- Born: Shyam Sunder 25 August 1994 (age 31) Hanumangarh, Rajasthan, India
- Other name: Rangeela
- Occupation: Comedian

= Shyam Rangeela =

Indian comedian

Shyam Rangeela (born 25 August 1994), born as Shyam Sunder, is an Indian comedian and politician from Hanumangarh, Rajasthan.

==Early life==
Rangeela was born on 25 August 1994 in the village of Manaktheri of Pilibanga town of Hanumangarh in the Indian state of Rajasthan. His father, Jawahar Lal is a farmer. He left this village in 2013 and moved to a new village. Rangeela's family presently lives in Mokamawala village of Raisinghnagar town of Sri Ganganagar. He belongs to a Hindu family. Shyam's education till eighth grade took place in the village of Manaktheri, then till the twelfth in Suratgarh.
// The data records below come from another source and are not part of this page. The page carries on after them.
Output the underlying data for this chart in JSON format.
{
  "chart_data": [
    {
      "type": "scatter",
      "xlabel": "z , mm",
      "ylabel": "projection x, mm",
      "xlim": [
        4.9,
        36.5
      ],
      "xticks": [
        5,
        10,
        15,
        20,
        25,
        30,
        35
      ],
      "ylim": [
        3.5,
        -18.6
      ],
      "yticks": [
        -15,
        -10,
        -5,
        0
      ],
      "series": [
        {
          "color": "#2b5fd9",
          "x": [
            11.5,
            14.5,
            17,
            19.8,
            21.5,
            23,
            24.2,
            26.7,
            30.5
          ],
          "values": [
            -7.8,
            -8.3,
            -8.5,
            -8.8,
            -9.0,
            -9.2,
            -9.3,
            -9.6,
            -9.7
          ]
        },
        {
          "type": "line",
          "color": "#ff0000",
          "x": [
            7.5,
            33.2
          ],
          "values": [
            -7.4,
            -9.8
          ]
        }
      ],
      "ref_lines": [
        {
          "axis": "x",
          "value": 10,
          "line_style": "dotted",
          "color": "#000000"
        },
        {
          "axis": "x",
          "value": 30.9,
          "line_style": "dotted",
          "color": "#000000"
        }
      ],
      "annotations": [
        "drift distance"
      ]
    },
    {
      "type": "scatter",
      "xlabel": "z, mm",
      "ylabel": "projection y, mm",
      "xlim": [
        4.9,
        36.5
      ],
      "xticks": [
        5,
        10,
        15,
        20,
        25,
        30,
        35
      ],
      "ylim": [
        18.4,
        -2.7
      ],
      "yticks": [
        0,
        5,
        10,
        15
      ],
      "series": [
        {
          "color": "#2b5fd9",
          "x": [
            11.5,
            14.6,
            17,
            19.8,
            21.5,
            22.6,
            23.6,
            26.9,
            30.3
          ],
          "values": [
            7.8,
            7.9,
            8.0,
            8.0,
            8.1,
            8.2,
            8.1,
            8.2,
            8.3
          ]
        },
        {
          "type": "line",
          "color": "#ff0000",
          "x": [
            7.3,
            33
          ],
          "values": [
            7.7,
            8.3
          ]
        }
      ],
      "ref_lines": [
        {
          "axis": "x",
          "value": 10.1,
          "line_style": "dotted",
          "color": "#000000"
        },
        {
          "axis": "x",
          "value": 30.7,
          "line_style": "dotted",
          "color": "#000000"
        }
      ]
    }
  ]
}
After that, he did an animation course in Jaipur from 2012 to 2015.

==Comedy career==
Rangeela gained attention when he performed in The Great Indian Laughter Challenge, mimicking Prime Minister Narendra Modi and Congress leader Rahul Gandhi, receiving a standing ovation from the judge Akshay Kumar, although it never aired. Prior to that, he had performed in an institute at Jaipur and imitated those politicians.

== Political career ==
Rangeela joined the Aam Aadmi Party in May 2022, after sharing a series of tweets stating how TV shows were rejecting him repeatedly because his comedy was "too political".

He was supposed to contest the 2024 Indian general elections from Varanasi constituency as an Independent candidate. However his nomination was rejected by the Election Commission of India.